Likewise Trust Bank has disbursed 115 percent of the target of Tk 600 crore and NRB Commercial Bank achieved 205 percent of its target of Tk 250 crore. The nine other banks that overshot their SME loan targets are Bank Al-Falah, Citibank NA, State Bank of India, Woori Bank, Modhumoti Bank, NRB Bank, City Bank, Bank Asia and Exim Bank.
On the other hand, 19 banks, including eight state-run lenders, could not reach even 50 percent of their SME loan disbursement targets in the first half of the year. Together, banks and non-bank financial institutions (NBFIs) lent 62 percent of their yearly SME loan target of Tk 133,854 crore in the first six months. The BB sat with banks and non-bank financial institutions in separate meetings between October 9 and 11 and asked them not to disburse loans excessively in the trading sector. Banks and NBFIs were also asked not to disburse more than 55 percent of their SME loans to the trading sector in a single year. The central bank will not consider any loans exceeding the 55 percent threshold as SME credit.

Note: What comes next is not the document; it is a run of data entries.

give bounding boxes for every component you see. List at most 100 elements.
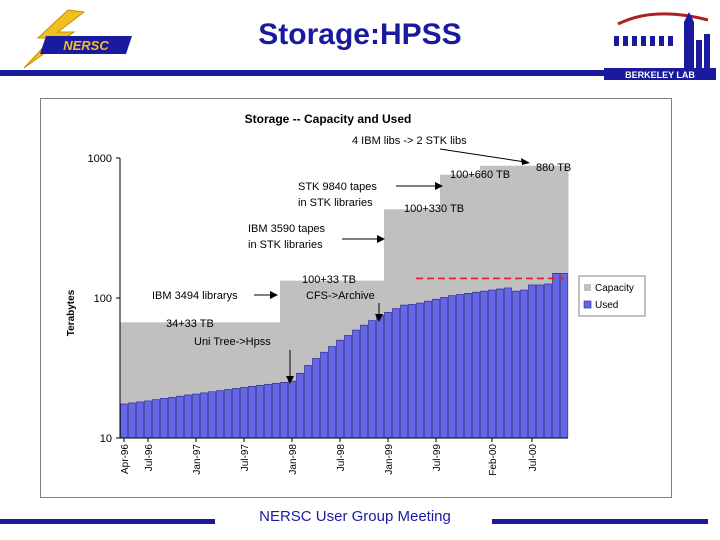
legend-label-capacity: Capacity — [595, 283, 634, 294]
used-bar — [384, 312, 392, 439]
annotation-880tb: 880 TB — [536, 162, 571, 174]
annotation-arrowhead — [435, 182, 443, 190]
used-bar — [304, 365, 312, 439]
used-bar — [192, 393, 200, 439]
legend-swatch-used — [583, 300, 592, 309]
nersc-logo: NERSC — [8, 8, 138, 72]
used-bar — [496, 288, 504, 439]
used-bar — [408, 304, 416, 439]
legend-label-used: Used — [595, 300, 618, 311]
used-bar — [272, 382, 280, 439]
used-bar — [416, 302, 424, 439]
annotation-arrowhead — [375, 314, 383, 322]
used-bar — [488, 289, 496, 439]
annotation-ibm3590-b: in STK libraries — [248, 239, 323, 251]
used-bar — [320, 351, 328, 439]
x-tick-label: Jul-99 — [432, 444, 443, 472]
used-bar — [136, 401, 144, 439]
page-title: Storage:HPSS — [258, 18, 462, 51]
used-bar — [376, 315, 384, 439]
used-bar — [472, 291, 480, 439]
footer-text: NERSC User Group Meeting — [259, 508, 451, 525]
annotation-arrowhead — [377, 235, 385, 243]
annotation-cfs-archive: CFS->Archive — [306, 290, 375, 302]
used-bar — [400, 304, 408, 439]
x-tick-label: Jul-96 — [144, 444, 155, 472]
used-bar — [120, 403, 128, 439]
used-bar — [432, 298, 440, 439]
used-bar — [248, 386, 256, 439]
x-tick-label: Feb-00 — [488, 444, 499, 476]
legend-swatch-capacity — [584, 284, 591, 291]
legend: Capacity Used — [578, 275, 646, 317]
used-bar — [352, 329, 360, 439]
annotation-4ibm: 4 IBM libs -> 2 STK libs — [352, 135, 467, 147]
used-bar — [152, 399, 160, 439]
berkeley-lab-logo-text: BERKELEY LAB — [625, 70, 695, 80]
used-bar — [440, 297, 448, 439]
annotation-unitree: Uni Tree->Hpss — [194, 336, 271, 348]
used-bar — [544, 283, 552, 439]
used-bar — [528, 284, 536, 439]
used-bar — [224, 389, 232, 439]
y-tick-label: 10 — [100, 433, 112, 445]
footer-divider-left — [0, 519, 215, 524]
annotations: 4 IBM libs -> 2 STK libs 880 TB 100+660 … — [152, 135, 571, 384]
used-bar — [464, 293, 472, 439]
used-bar — [312, 358, 320, 439]
annotation-arrowhead — [521, 158, 530, 165]
nersc-logo-text: NERSC — [63, 38, 109, 53]
y-tick-label: 1000 — [88, 153, 112, 165]
used-bar — [424, 300, 432, 439]
used-bar — [168, 397, 176, 439]
used-bar — [552, 273, 560, 439]
x-tick-label: Jan-98 — [288, 444, 299, 475]
annotation-stk9840-b: in STK libraries — [298, 197, 373, 209]
annotation-stk9840-a: STK 9840 tapes — [298, 181, 377, 193]
used-bar — [144, 400, 152, 439]
annotation-34-33: 34+33 TB — [166, 318, 214, 330]
used-bar — [288, 380, 296, 439]
used-bar — [456, 294, 464, 439]
used-bar — [176, 395, 184, 439]
x-tick-label: Apr-96 — [120, 444, 131, 474]
used-bar — [264, 383, 272, 439]
x-tick-label: Jul-98 — [336, 444, 347, 472]
title-divider — [0, 70, 605, 76]
used-bar — [368, 320, 376, 439]
used-bar — [200, 392, 208, 439]
used-bar — [328, 346, 336, 439]
berkeley-lab-logo: BERKELEY LAB — [604, 10, 716, 82]
used-bar — [536, 284, 544, 439]
used-bar — [296, 372, 304, 439]
annotation-ibm3590-a: IBM 3590 tapes — [248, 223, 326, 235]
annotation-arrowhead — [270, 291, 278, 299]
used-bar — [512, 290, 520, 439]
storage-chart: Storage -- Capacity and Used 10 100 1000 Ap… — [40, 98, 672, 498]
used-bar — [128, 402, 136, 439]
used-bar — [344, 335, 352, 439]
annotation-100-33: 100+33 TB — [302, 274, 356, 286]
used-bar — [504, 287, 512, 439]
annotation-arrow — [439, 148, 526, 163]
used-bar — [240, 387, 248, 439]
x-tick-label: Jul-97 — [240, 444, 251, 472]
used-bar — [560, 273, 568, 439]
x-tick-label: Jan-99 — [384, 444, 395, 475]
used-bar — [184, 394, 192, 439]
x-tick-label: Jan-97 — [192, 444, 203, 475]
used-bar — [520, 289, 528, 439]
footer-divider-right — [492, 519, 708, 524]
axes: 10 100 1000 Apr-96 Jul-96 Jan-97 Jul-97 Jan-98 J… — [88, 153, 568, 476]
used-bar — [280, 381, 288, 439]
used-bar — [216, 390, 224, 439]
used-bar — [480, 290, 488, 439]
annotation-arrowhead — [286, 376, 294, 384]
annotation-ibm3494: IBM 3494 librarys — [152, 290, 238, 302]
annotation-100-660: 100+660 TB — [450, 169, 510, 181]
used-bar — [232, 388, 240, 439]
annotation-100-330: 100+330 TB — [404, 203, 464, 215]
used-bar — [360, 324, 368, 439]
used-bar — [208, 391, 216, 439]
chart-title: Storage -- Capacity and Used — [245, 112, 412, 126]
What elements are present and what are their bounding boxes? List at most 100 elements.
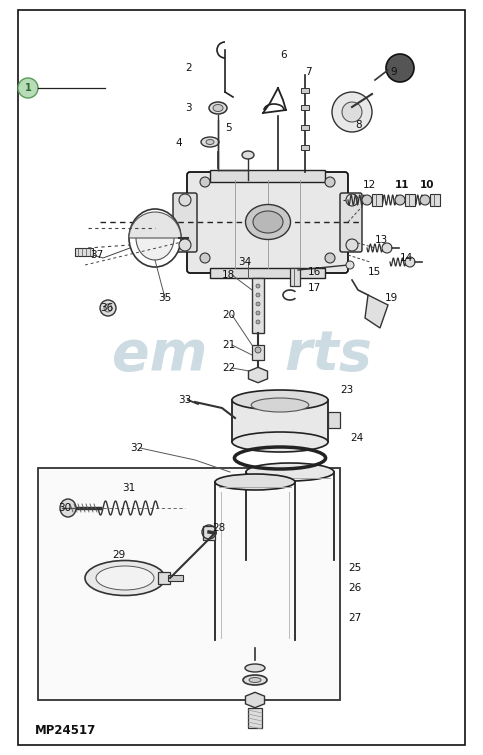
Text: 12: 12 [363, 180, 376, 190]
Ellipse shape [246, 463, 334, 481]
Circle shape [256, 311, 260, 315]
Text: 15: 15 [368, 267, 381, 277]
Text: 8: 8 [355, 120, 362, 130]
Ellipse shape [243, 675, 267, 685]
Circle shape [255, 347, 261, 353]
Bar [301, 125, 309, 130]
Circle shape [395, 195, 405, 205]
Text: 11: 11 [395, 180, 410, 190]
Ellipse shape [245, 664, 265, 672]
Bar [203, 526, 215, 540]
Bar [301, 105, 309, 110]
Text: 35: 35 [158, 293, 171, 303]
Polygon shape [365, 295, 388, 328]
Circle shape [362, 195, 372, 205]
Text: 23: 23 [340, 385, 353, 395]
Ellipse shape [136, 216, 174, 260]
Bar [290, 268, 300, 286]
Bar [252, 278, 264, 333]
Ellipse shape [206, 140, 214, 144]
Bar [301, 88, 309, 93]
Text: 31: 31 [122, 483, 135, 493]
Text: 20: 20 [222, 310, 235, 320]
Text: 7: 7 [305, 67, 312, 77]
Ellipse shape [96, 566, 154, 590]
Circle shape [405, 257, 415, 267]
Circle shape [346, 261, 354, 269]
Bar [75, 248, 93, 256]
Circle shape [200, 253, 210, 263]
Text: 1: 1 [25, 83, 31, 93]
Polygon shape [245, 692, 265, 707]
Text: 27: 27 [348, 613, 361, 623]
Text: em    rts: em rts [112, 328, 371, 382]
Circle shape [179, 239, 191, 251]
Ellipse shape [251, 398, 309, 412]
Text: 26: 26 [348, 583, 361, 593]
Text: 32: 32 [130, 443, 143, 453]
Bar [328, 412, 340, 428]
Circle shape [18, 78, 38, 98]
Ellipse shape [85, 560, 165, 596]
Ellipse shape [245, 205, 290, 239]
Text: 34: 34 [238, 257, 251, 267]
Text: 22: 22 [222, 363, 235, 373]
Text: 10: 10 [420, 180, 435, 190]
Bar [210, 170, 325, 182]
Ellipse shape [249, 677, 261, 683]
Polygon shape [254, 370, 262, 375]
Bar [232, 400, 328, 442]
Ellipse shape [209, 102, 227, 114]
Bar [301, 145, 309, 150]
Circle shape [256, 284, 260, 288]
Text: 9: 9 [390, 67, 397, 77]
Bar [252, 345, 264, 360]
Text: 18: 18 [222, 270, 235, 280]
Circle shape [256, 293, 260, 297]
Circle shape [420, 195, 430, 205]
Text: 13: 13 [375, 235, 388, 245]
Text: 37: 37 [90, 250, 103, 260]
FancyBboxPatch shape [173, 193, 197, 252]
Bar [158, 572, 170, 584]
Circle shape [346, 194, 358, 206]
Text: 6: 6 [280, 50, 286, 60]
Bar [248, 708, 262, 728]
Bar [38, 468, 340, 700]
Circle shape [342, 102, 362, 122]
Circle shape [179, 194, 191, 206]
Bar [168, 575, 183, 581]
Text: 29: 29 [112, 550, 125, 560]
Wedge shape [129, 212, 181, 238]
Text: 17: 17 [308, 283, 321, 293]
Text: MP24517: MP24517 [35, 723, 96, 736]
Bar [405, 194, 415, 206]
Ellipse shape [253, 211, 283, 233]
Ellipse shape [129, 209, 181, 267]
Circle shape [382, 243, 392, 253]
Circle shape [104, 304, 112, 312]
Bar [210, 268, 325, 278]
Bar [372, 194, 382, 206]
Circle shape [325, 253, 335, 263]
FancyBboxPatch shape [187, 172, 348, 273]
Text: 28: 28 [212, 523, 225, 533]
Text: 14: 14 [400, 253, 413, 263]
Circle shape [256, 302, 260, 306]
Text: 5: 5 [225, 123, 232, 133]
Ellipse shape [215, 474, 295, 490]
Bar [430, 194, 440, 206]
Text: 3: 3 [185, 103, 192, 113]
Ellipse shape [232, 432, 328, 452]
Text: 36: 36 [100, 303, 113, 313]
Text: 21: 21 [222, 340, 235, 350]
Text: 16: 16 [308, 267, 321, 277]
Text: 24: 24 [350, 433, 363, 443]
Text: 30: 30 [58, 503, 71, 513]
Ellipse shape [242, 151, 254, 159]
Ellipse shape [60, 499, 76, 517]
Circle shape [256, 320, 260, 324]
Circle shape [325, 177, 335, 187]
Text: 2: 2 [185, 63, 192, 73]
Text: 4: 4 [175, 138, 182, 148]
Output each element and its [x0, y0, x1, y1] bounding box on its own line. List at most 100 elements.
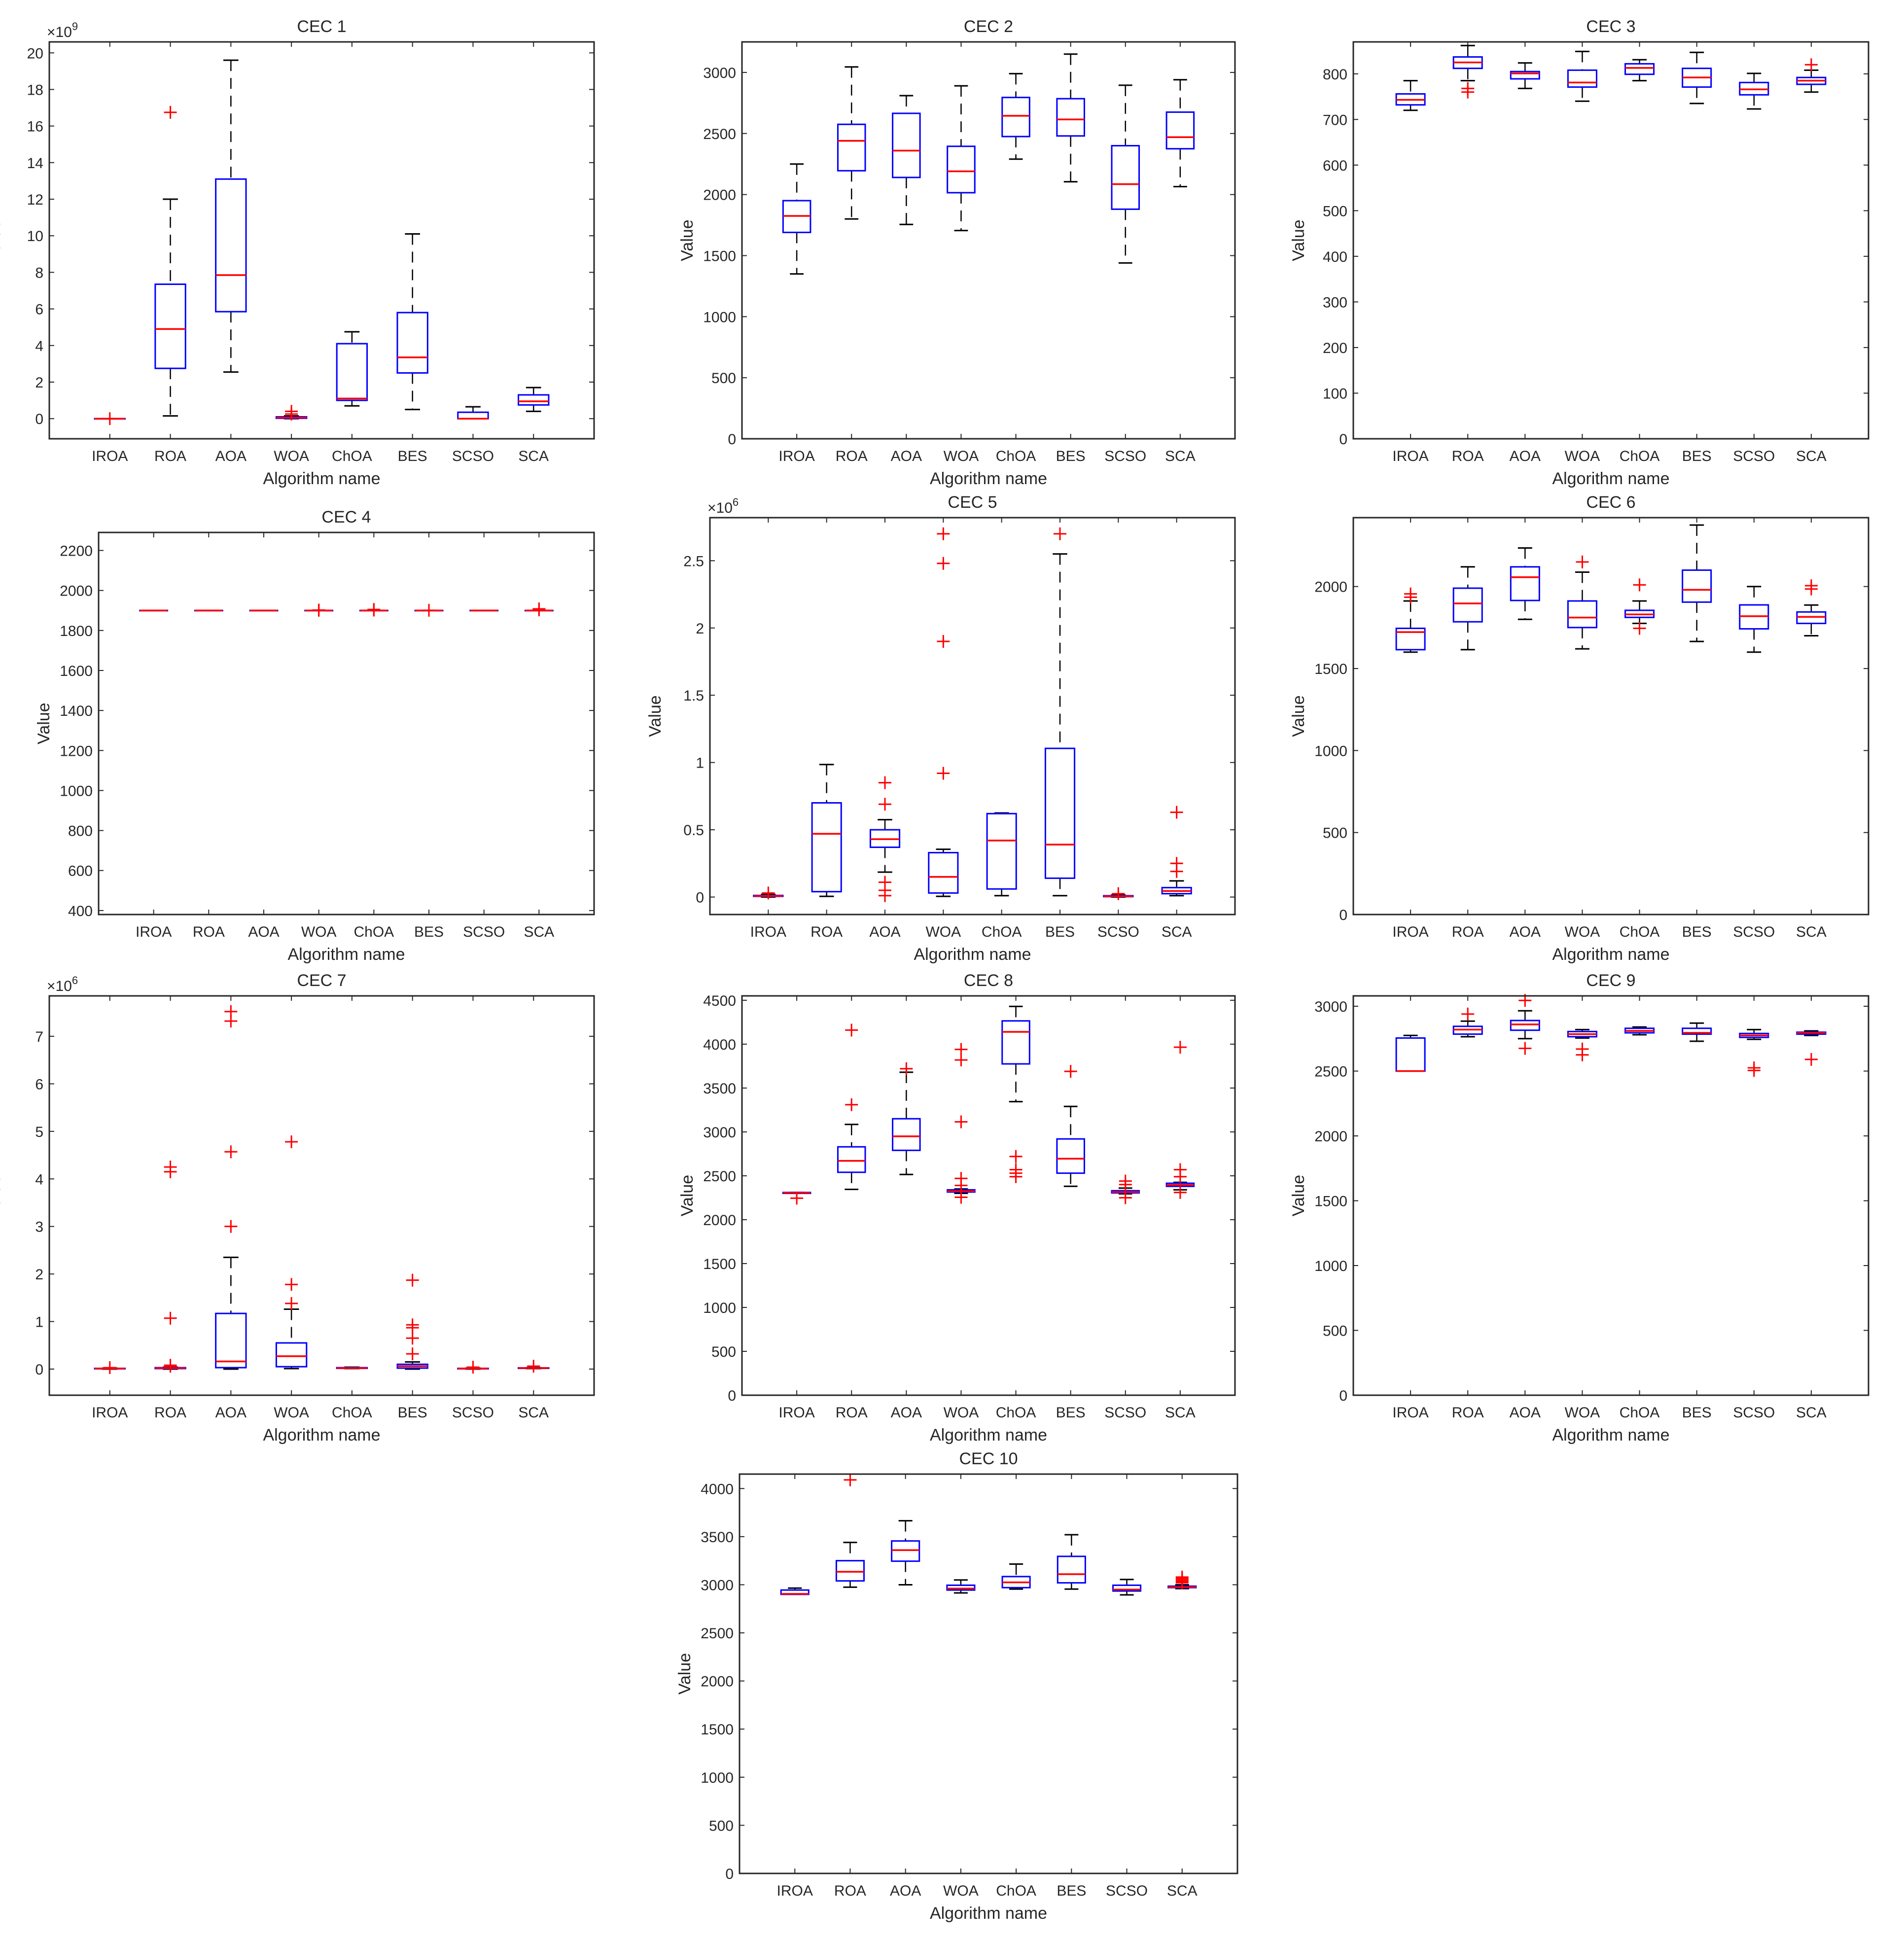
y-tick-label: 3000: [701, 1577, 734, 1593]
x-axis-label: Algorithm name: [287, 945, 405, 964]
y-tick-label: 4: [35, 338, 43, 354]
box-sca: [1796, 1030, 1827, 1066]
box-sca: [1796, 579, 1827, 637]
y-tick-label: 100: [1323, 386, 1347, 402]
box-choa: [986, 812, 1017, 897]
plot-area: [98, 531, 595, 916]
y-tick-label: 2: [35, 1267, 43, 1283]
y-tick-label: 6: [35, 1076, 43, 1093]
box-iroa: [94, 1361, 126, 1375]
x-tick-label: SCA: [1167, 1883, 1198, 1899]
y-tick-label: 2000: [1314, 1128, 1347, 1145]
y-tick-label: 1000: [701, 1770, 734, 1786]
y-tick-label: 0: [725, 1866, 734, 1882]
plot-area: [48, 995, 595, 1396]
x-tick-label: SCSO: [1106, 1883, 1148, 1899]
box-roa: [154, 106, 186, 417]
x-tick-label: ROA: [836, 1405, 868, 1421]
x-tick-label: IROA: [778, 448, 814, 464]
box-roa: [837, 1023, 866, 1191]
chart-title: CEC 6: [1586, 493, 1635, 512]
y-tick-label: 2000: [1314, 579, 1347, 596]
box-iroa: [1395, 80, 1426, 111]
x-tick-label: IROA: [1392, 448, 1428, 464]
x-tick-label: SCSO: [1733, 1405, 1775, 1421]
box-scso: [469, 609, 499, 612]
y-tick-label: 20: [27, 45, 43, 62]
y-tick-label: 2500: [701, 1625, 734, 1642]
x-axis-label: Algorithm name: [263, 1426, 380, 1445]
y-axis-label: Value: [35, 703, 53, 744]
y-tick-label: 600: [68, 863, 93, 880]
x-tick-label: BES: [398, 448, 427, 464]
box-bes: [1682, 51, 1712, 105]
y-tick-label: 7: [35, 1029, 43, 1045]
x-tick-label: ChOA: [1620, 448, 1660, 464]
y-tick-label: 3000: [703, 65, 736, 81]
box-choa: [1624, 578, 1655, 635]
y-tick-label: 1500: [703, 1256, 736, 1272]
x-tick-label: SCSO: [1733, 924, 1775, 940]
x-tick-label: SCSO: [1104, 448, 1146, 464]
y-tick-label: 8: [35, 265, 43, 281]
box-aoa: [1510, 994, 1540, 1055]
y-axis-label: Value: [678, 1175, 697, 1216]
chart-panel-10: CEC 10 0 500 1000 1500 2000 2500 3000 3500 4000 IR…: [675, 1449, 1238, 1923]
y-tick-label: 14: [27, 155, 43, 172]
box-roa: [1452, 44, 1483, 99]
x-tick-label: ChOA: [996, 448, 1036, 464]
x-tick-label: WOA: [925, 924, 961, 940]
x-tick-label: ChOA: [1620, 924, 1660, 940]
x-tick-label: AOA: [891, 1405, 922, 1421]
chart-panel-9: CEC 9 0 500 1000 1500 2000 2500 3000 IROA ROA AOA W…: [1289, 971, 1869, 1445]
y-tick-label: 16: [27, 119, 43, 135]
x-tick-label: ROA: [154, 448, 186, 464]
box-iroa: [1395, 587, 1426, 653]
box-scso: [1112, 1579, 1142, 1596]
box-choa: [359, 603, 388, 617]
box-iroa: [1395, 1034, 1426, 1072]
x-tick-label: BES: [1682, 924, 1712, 940]
y-tick-label: 500: [1323, 1323, 1347, 1340]
plot-area: [709, 517, 1236, 916]
y-tick-label: 1800: [60, 623, 93, 639]
chart-panel-4: CEC 4 400 600 800 1000 1200 1400 1600 1800 2000 22…: [35, 508, 595, 964]
y-tick-label: 2500: [703, 1168, 736, 1185]
y-tick-label: 10: [27, 228, 43, 245]
x-axis-label: Algorithm name: [263, 469, 380, 488]
x-tick-label: WOA: [1565, 1405, 1600, 1421]
chart-panel-2: CEC 2 0 500 1000 1500 2000 2500 3000 IROA ROA AOA W…: [678, 17, 1236, 488]
box-scso: [1111, 1174, 1140, 1204]
chart-title: CEC 4: [321, 508, 371, 527]
chart-title: CEC 10: [959, 1449, 1018, 1468]
x-axis-label: Algorithm name: [914, 945, 1031, 964]
x-tick-label: BES: [414, 924, 444, 940]
x-tick-label: SCA: [1165, 1405, 1196, 1421]
chart-title: CEC 7: [297, 971, 346, 990]
box-iroa: [782, 1192, 811, 1205]
box-choa: [336, 331, 368, 407]
axis-exponent: ×106: [707, 496, 739, 516]
chart-title: CEC 2: [964, 17, 1013, 36]
y-tick-label: 3: [35, 1219, 43, 1235]
chart-panel-5: CEC 5 ×106 0 0.5 1 1.5 2 2.5 IROA ROA AOA WOA ChOA BE…: [646, 493, 1236, 964]
box-bes: [396, 233, 428, 411]
box-bes: [1044, 527, 1076, 897]
y-tick-label: 3000: [1314, 999, 1347, 1015]
x-tick-label: SCA: [1796, 924, 1827, 940]
x-tick-label: WOA: [274, 1405, 309, 1421]
box-scso: [457, 406, 489, 420]
box-sca: [1165, 1041, 1195, 1199]
y-tick-label: 1500: [1314, 1194, 1347, 1210]
box-roa: [194, 609, 223, 612]
y-tick-label: 500: [711, 1344, 736, 1360]
x-tick-label: AOA: [1510, 1405, 1541, 1421]
y-axis-label: Value: [0, 219, 4, 261]
x-axis-label: Algorithm name: [1552, 469, 1669, 488]
y-tick-label: 4000: [701, 1481, 734, 1497]
box-roa: [1452, 566, 1483, 651]
y-tick-label: 1400: [60, 703, 93, 719]
y-tick-label: 300: [1323, 294, 1347, 311]
x-tick-label: ChOA: [996, 1405, 1036, 1421]
x-tick-label: IROA: [750, 924, 786, 940]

SME financing does not contribute much to banks’ profit but banks will have to concentrate more lending to small and medium enterprises which may grow as big business in future. But more such loans must not go to trading, the focus should be on productivity sector to produce new goods and create more jobs. In our view the central bank must strengthen monitoring to avoid fake loans under the SME cover.